Among people with hepatitis C virus (HCV), HIV status has no apparent bearing on the rate of survival three years following a diagnosis of hepatocellular carcinoma (HCC, the most common type of liver cancer).
Researchers analyzed data on 339 people with liver cancer and HIV/HCV coinfection who were members of a research cohort in Spain between 1999 and 2017. For a comparison group, the study authors selected 118 people with liver cancer who had HCV but not HIV and were patients of a liver unit at a Spanish hospital. The study participants were monitored every six months.
During the study’s follow-up period, 73% of the combined cohort died following their liver cancer diagnosis, 91% of them from liver-cancer-related causes.
After adjusting the data to account for various differences between the cohort members, the study authors found that HIV was not associated with a significant difference in the rate of death 36 months after participants received their liver cancer diagnosis. Nor were age, sex, drinking more than five drinks daily or a lack of hep C cure associated with a difference in this mortality rate. What was clearly tied to a worse three-year survival rate was being diagnosed with liver cancer at a more advanced stage of the disease.

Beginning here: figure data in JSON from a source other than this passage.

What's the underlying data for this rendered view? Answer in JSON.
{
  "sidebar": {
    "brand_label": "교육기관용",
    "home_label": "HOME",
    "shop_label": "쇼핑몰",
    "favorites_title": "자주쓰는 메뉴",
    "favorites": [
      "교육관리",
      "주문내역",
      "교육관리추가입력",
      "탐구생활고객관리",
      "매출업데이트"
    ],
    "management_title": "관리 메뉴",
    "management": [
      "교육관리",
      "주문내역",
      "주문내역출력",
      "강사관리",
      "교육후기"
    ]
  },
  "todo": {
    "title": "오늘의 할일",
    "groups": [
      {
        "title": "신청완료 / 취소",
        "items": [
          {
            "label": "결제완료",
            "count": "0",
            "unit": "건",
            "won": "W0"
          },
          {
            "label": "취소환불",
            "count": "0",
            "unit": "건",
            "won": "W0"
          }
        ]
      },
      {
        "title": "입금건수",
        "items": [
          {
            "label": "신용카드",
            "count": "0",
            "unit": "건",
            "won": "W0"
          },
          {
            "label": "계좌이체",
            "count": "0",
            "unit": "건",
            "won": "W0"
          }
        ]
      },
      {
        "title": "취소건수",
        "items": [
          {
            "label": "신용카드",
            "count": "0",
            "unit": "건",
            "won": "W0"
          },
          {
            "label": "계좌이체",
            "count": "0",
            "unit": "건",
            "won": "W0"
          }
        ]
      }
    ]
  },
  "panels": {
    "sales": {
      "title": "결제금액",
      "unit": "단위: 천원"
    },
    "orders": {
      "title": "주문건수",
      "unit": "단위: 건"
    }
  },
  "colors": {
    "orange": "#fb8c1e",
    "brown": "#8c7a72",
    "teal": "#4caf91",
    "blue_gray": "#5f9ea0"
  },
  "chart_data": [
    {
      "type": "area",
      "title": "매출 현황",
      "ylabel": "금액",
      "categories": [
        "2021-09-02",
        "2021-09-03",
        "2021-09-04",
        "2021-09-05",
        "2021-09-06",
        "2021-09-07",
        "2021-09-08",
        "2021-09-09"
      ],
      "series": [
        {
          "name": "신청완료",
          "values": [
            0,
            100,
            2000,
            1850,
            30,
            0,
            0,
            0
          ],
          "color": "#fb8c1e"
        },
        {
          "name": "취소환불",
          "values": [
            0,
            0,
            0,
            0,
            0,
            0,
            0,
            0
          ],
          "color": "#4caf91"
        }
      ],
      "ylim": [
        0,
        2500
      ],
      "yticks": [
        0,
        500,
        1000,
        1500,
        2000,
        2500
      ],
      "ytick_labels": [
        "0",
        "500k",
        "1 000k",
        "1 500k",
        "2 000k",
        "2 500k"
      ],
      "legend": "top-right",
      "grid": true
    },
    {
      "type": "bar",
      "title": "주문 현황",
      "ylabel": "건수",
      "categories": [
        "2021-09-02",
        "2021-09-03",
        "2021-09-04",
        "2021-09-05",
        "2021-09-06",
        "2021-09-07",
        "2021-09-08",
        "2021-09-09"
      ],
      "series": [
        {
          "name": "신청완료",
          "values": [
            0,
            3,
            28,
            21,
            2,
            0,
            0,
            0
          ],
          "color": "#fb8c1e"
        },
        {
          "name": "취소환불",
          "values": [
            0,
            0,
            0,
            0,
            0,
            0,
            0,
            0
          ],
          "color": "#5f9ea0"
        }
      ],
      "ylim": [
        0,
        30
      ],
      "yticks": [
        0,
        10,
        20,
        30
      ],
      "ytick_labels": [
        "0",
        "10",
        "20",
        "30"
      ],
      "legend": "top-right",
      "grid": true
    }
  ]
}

Daniel S. Fierer, MD, an infectious disease specialist at the Icahn School of Medicine at Mt. Sinai in New York City who was not involved with the study, says it “lends further evidence for the need for regular surveillance in all patients—with or without HIV infection—who have advanced liver disease with twice-yearly ultrasounds [in order] to make the diagnosis of liver cancer at the earliest possible stage.”